QUIZ: Are You Smart Enough to Get Into Private Kindergarten?
MANHATTAN — Some of the city's most elite private schools will soon require 4-year-olds to take a new, harder admissions test given on an iPad and designed to assess math and literacy skills.
The educational services company ERB's Admission Assessment for Beginning Learners (AABL) will be given for the first time in October and is a significant departure from the previous, IQ-like test most New York City private schools required for the past 45 years.
While the new test is much cheaper for families — it's $65, rather than $568 for the old test, because the new test is taken by iPad rather than by a trained examiner — experts believe many parents will shell out even more on classes and books to prepare their toddlers for it.
"These are subjects that were not previously tested," said Emily Glickman, president of Abacus Guide Educational Consulting, who advises parents on private school admissions.
"The AABL is supposed to identify a child's ability and achievement," Glickman said. "That achievement part — how much you learned — is totally new. You usually think of an achievement test as something you take in high school. It's not something you think of for preschoolers."
In the past, most private schools used the ERB's IQ test for kindergarten admission. But this year the Independent Schools Admissions Association of Greater New York (ISAAGNY) told schools they were no longer required to use that test and instead could use a different one, make admissions tests optional or ignore them entirely.
The coalition cited concerns that 4-year-olds were over-preparing for the old IQ exam.
Some consultants, though, were perplexed by the shift to the new, more difficult AABL test.
"The AABL is really requiring more from preschoolers. That is in line with what we're seeing in public schools," Glickman said, referring to changes in the Department of Education's gifted and talented admissions test. "We all know that some of the brightest people are late bloomers, yet more and more schools are rewarding the early achievers."
To prepare kids for the AABL, parents should work with their youngsters on basic early literacy and math skills, said Karen Quinn, best-selling author of "Testing for Kindergarten" and co-founder of online test prep service TestingMom.com.
"We’re looking at things like knowing letters, numbers and shapes, knowing letter sounds, recognizing rhymes, counting, adding, subtracting and more," she said.
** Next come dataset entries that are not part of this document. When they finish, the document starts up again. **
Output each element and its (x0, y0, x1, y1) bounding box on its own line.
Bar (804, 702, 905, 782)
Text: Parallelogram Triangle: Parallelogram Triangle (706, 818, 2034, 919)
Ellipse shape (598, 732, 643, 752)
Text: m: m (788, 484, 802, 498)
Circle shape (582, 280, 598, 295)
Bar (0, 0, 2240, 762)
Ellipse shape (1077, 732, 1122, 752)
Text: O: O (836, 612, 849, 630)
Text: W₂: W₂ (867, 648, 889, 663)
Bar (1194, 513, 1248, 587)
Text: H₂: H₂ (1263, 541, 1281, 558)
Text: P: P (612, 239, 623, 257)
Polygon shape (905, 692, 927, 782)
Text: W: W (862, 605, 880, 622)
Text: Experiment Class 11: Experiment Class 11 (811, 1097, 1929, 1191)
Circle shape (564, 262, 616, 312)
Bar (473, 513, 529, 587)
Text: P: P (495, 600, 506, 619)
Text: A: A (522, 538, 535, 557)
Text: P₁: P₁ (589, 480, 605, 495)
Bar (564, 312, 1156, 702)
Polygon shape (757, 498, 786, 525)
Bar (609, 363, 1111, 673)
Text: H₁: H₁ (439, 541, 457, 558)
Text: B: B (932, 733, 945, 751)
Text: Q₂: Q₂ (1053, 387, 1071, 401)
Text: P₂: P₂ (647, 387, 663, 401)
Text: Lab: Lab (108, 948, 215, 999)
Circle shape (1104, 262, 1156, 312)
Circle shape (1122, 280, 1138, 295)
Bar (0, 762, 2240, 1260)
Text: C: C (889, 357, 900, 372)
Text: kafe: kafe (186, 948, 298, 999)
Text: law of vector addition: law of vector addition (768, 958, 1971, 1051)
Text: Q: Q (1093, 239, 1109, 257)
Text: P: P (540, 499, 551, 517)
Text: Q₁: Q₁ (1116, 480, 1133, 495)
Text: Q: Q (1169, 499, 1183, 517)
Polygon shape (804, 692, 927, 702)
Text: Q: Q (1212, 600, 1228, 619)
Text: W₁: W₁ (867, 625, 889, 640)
The ERB's IQ test was more subjective, especially on the verbal section, in which the examiner could award partial credit, said Bige Doruk, founder of test prep company Bright Kids NYC.
"For example, if the question stated 'What is a mouse?' and the kid answered 'animal,' he or she would get 1 point. If the kid said 'a gray animal that is small, has a tail and likes to eat cheese,' the kid would get the full 2 points," Doruk explained.
If a child just said "animal," the tester would reply, "Tell me more," giving the child another chance to earn the full 2 points, Doruk said.
In addition to a numerical grade, the old test also included a written narrative from the examiner describing the child's behavior during the test, such as whether the toddler seemed to be focused or easy to work with.
It's unlikely that the AABL will include a report on the child, because the child will take the test independently on an iPad, Doruk said.
"It favors those with more reading skills and who've gone to more academic preschools," said Doruk, whose company began offering one-on-one tutoring, ranging from $140 to $200 a session, for the AABL about a month ago.
Horace Mann and Riverdale declined to comment on their choice to use the new test, but Horace Mann explained its rationale on its website.
"While the score report is only one element of a child’s application," the school said, "it is the only piece of the application that is consistent and objective for our applicants, who come from many schools and many different backgrounds and include children who do not come to us from formalized preschool settings."
In the past, many parents would sign their kids up to take the test in the spring and summer before applying to schools. Registration for the AABL, however, doesn't open until Sept. 15, and testing starts Oct. 15, according to the exam's website.
Some consultants raised concerns about the use of an iPad test, saying toddlers shouldn't spend so much time in front of a screen. But Doruk said her company has been using iPads in tutoring sessions for the past two years.
"Kids know how to use the iPad. They like the iPad. It's more engaging to them. It looks like a game," Doruk said. "But they still have to answer the questions correctly."